Assume DBPP funding is $250,000. Can the entire amount be paid by Company A and be deducted by Company A? I'm guessing the answer is yes because Company A and SP are part of the same controlled group. It just looks bad, on tax returns, that Company A is taking deductions for employees who don't get a W-2 from Company A.

Your thoughts? Thanks in advance. Ed

Posted

You did not tell us if owner of SP is also an owner of Corp A. Nor the percentage of ownership.

Can you explain why it is a controlled group? Or, does Corp A receive any compensation, economic benefit, or use of the employees of SP? Maybe you have a management org for affiliated service groups?

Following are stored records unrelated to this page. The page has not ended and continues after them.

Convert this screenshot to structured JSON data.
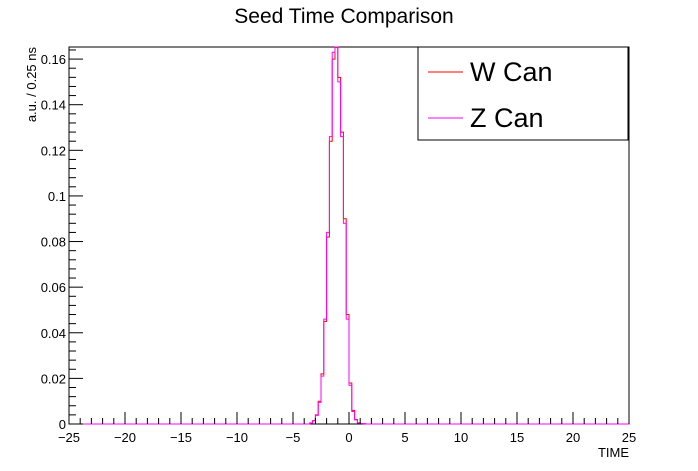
{
  "chart_data": {
    "type": "histogram",
    "title": "Seed Time Comparison",
    "xlabel": "TIME",
    "ylabel": "a.u. / 0.25 ns",
    "xlim": [
      -25,
      25
    ],
    "ylim": [
      0,
      0.1653
    ],
    "bin_width": 0.25,
    "x_ticks": [
      -25,
      -20,
      -15,
      -10,
      -5,
      0,
      5,
      10,
      15,
      20,
      25
    ],
    "x_tick_labels": [
      "−25",
      "−20",
      "−15",
      "−10",
      "−5",
      "0",
      "5",
      "10",
      "15",
      "20",
      "25"
    ],
    "y_ticks": [
      0,
      0.02,
      0.04,
      0.06,
      0.08,
      0.1,
      0.12,
      0.14,
      0.16
    ],
    "y_tick_labels": [
      "0",
      "0.02",
      "0.04",
      "0.06",
      "0.08",
      "0.1",
      "0.12",
      "0.14",
      "0.16"
    ],
    "legend_position": "top-right",
    "series": [
      {
        "name": "W Can",
        "color": "#ff0000",
        "bin_edges_low": [
          -3.5,
          -3.25,
          -3.0,
          -2.75,
          -2.5,
          -2.25,
          -2.0,
          -1.75,
          -1.5,
          -1.25,
          -1.0,
          -0.75,
          -0.5,
          -0.25,
          0.0,
          0.25,
          0.5,
          0.75,
          1.0,
          1.25,
          1.5
        ],
        "values": [
          0.0005,
          0.0015,
          0.004,
          0.01,
          0.022,
          0.045,
          0.082,
          0.124,
          0.16,
          0.165,
          0.152,
          0.128,
          0.09,
          0.048,
          0.018,
          0.006,
          0.002,
          0.0005,
          0.0002,
          0.0001,
          0.0
        ]
      },
      {
        "name": "Z Can",
        "color": "#ff00ff",
        "bin_edges_low": [
          -3.5,
          -3.25,
          -3.0,
          -2.75,
          -2.5,
          -2.25,
          -2.0,
          -1.75,
          -1.5,
          -1.25,
          -1.0,
          -0.75,
          -0.5,
          -0.25,
          0.0,
          0.25,
          0.5,
          0.75,
          1.0,
          1.25,
          1.5
        ],
        "values": [
          0.0004,
          0.0014,
          0.0038,
          0.0095,
          0.021,
          0.046,
          0.084,
          0.126,
          0.163,
          0.1653,
          0.15,
          0.126,
          0.088,
          0.046,
          0.017,
          0.0055,
          0.0018,
          0.0005,
          0.0002,
          0.0001,
          0.0
        ]
      }
    ]
  }
}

If you are describing a controlled group, (which has not been shown yet), then the controlled group can get the deduction from any of its members. You also should consider whether you are using reasonable accounting methods, applied consistently, in treating the cost allocation between the entities.

Guest jgordon
Posted

This is actually answered by Section 162 of the Internal Revenue Code. A taxpayer cannot claim as an ordinary and necessary expenses the payment of compensation and/or benefits for services not performed for the company.

Short answer . . . No, Company A cannot take a deduction for a contribution made on behalf of a participant who is not an employee (it fails the requirements of section 162). The correct way to handle is to SP make the contribution to the Plan and have it deducted by SP.

Guest EMM118
Posted

Thanks for the replies. This is a controlled group as husband and wife own 100% of the corporation and the SP is the husband's engineering business. The concern I had was that all in income is in the corporation not the SP. Is this going to raise concerns on the corporate return since the corporate return will show a significant pension deduction with a smaller deduction for salaries? Thanks again. Ed

Posted

Anything can cause an audit, but you have good facts and regulations behind the premise that the corp is responsible for the funding and can take the whole deduction. Talk with your actuary if you need more support.

To jgordon - the employees of the SP are also in the corp, so 162 is not a problem.